Open Houses Showcase High-Priced Artwork
Real estate and staging professionals of luxury listings are turning to high-priced, original artwork to dress up their open houses and offer up another pull for potential home buyers to visit.
Some professionals are coordinating with art galleries to rent original art pieces to hang during home showings. The pieces then are for sale too.
Real estate professionals and the art galleries “say it’s a win-win: The pieces make the homes feel more luxurious and one-of-a-kind, and the art is more likely to be sold if it’s brought to a place where wealthy buyers are sure to pass through,” the Los Angeles Times reports.

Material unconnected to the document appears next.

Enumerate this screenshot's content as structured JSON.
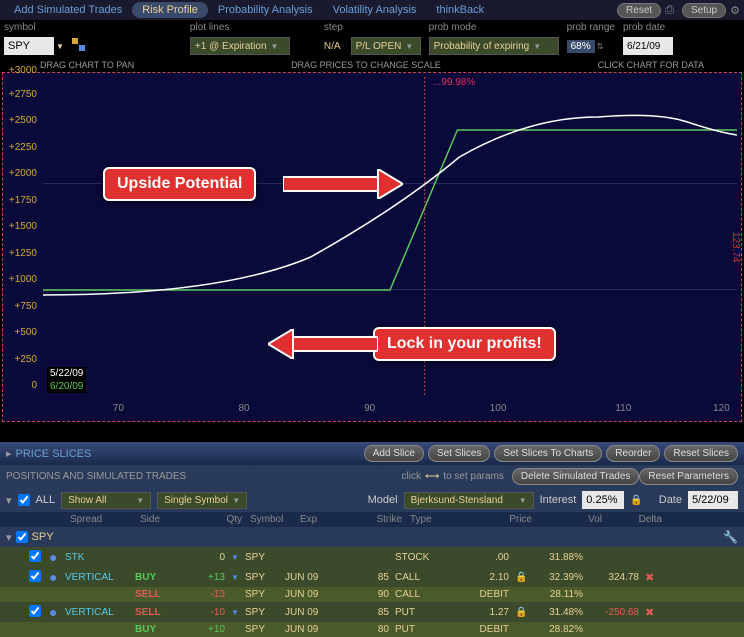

For example, in staging a renovated estate in Pacific Palisades in the Los Angeles area, developers hung Picasso sketches, artwork by David Hockney and Donald Sultan, a Vija Clemins ocean lithograph, and two Ethan Murrow drawings. Nearly all of the pieces “reference California or classic Western imagery,” Janus Cercone, principal of Jaman Properties in Los Angeles, told the Los Angeles Times. Cercone says the galleries usually offer the artwork to lend for free, but she then spends thousands of dollars on insurance, professional art packers, transporters, installers, and around-the-clock armed security.
“It adds up,” Paul Lester, principal partner at the Agency, told the Times. “But it definitely creates a secondary level of depth and gives more credibility to the house itself because there’s a richness to it, a fullness you don’t get from a lot of the staging art you see.”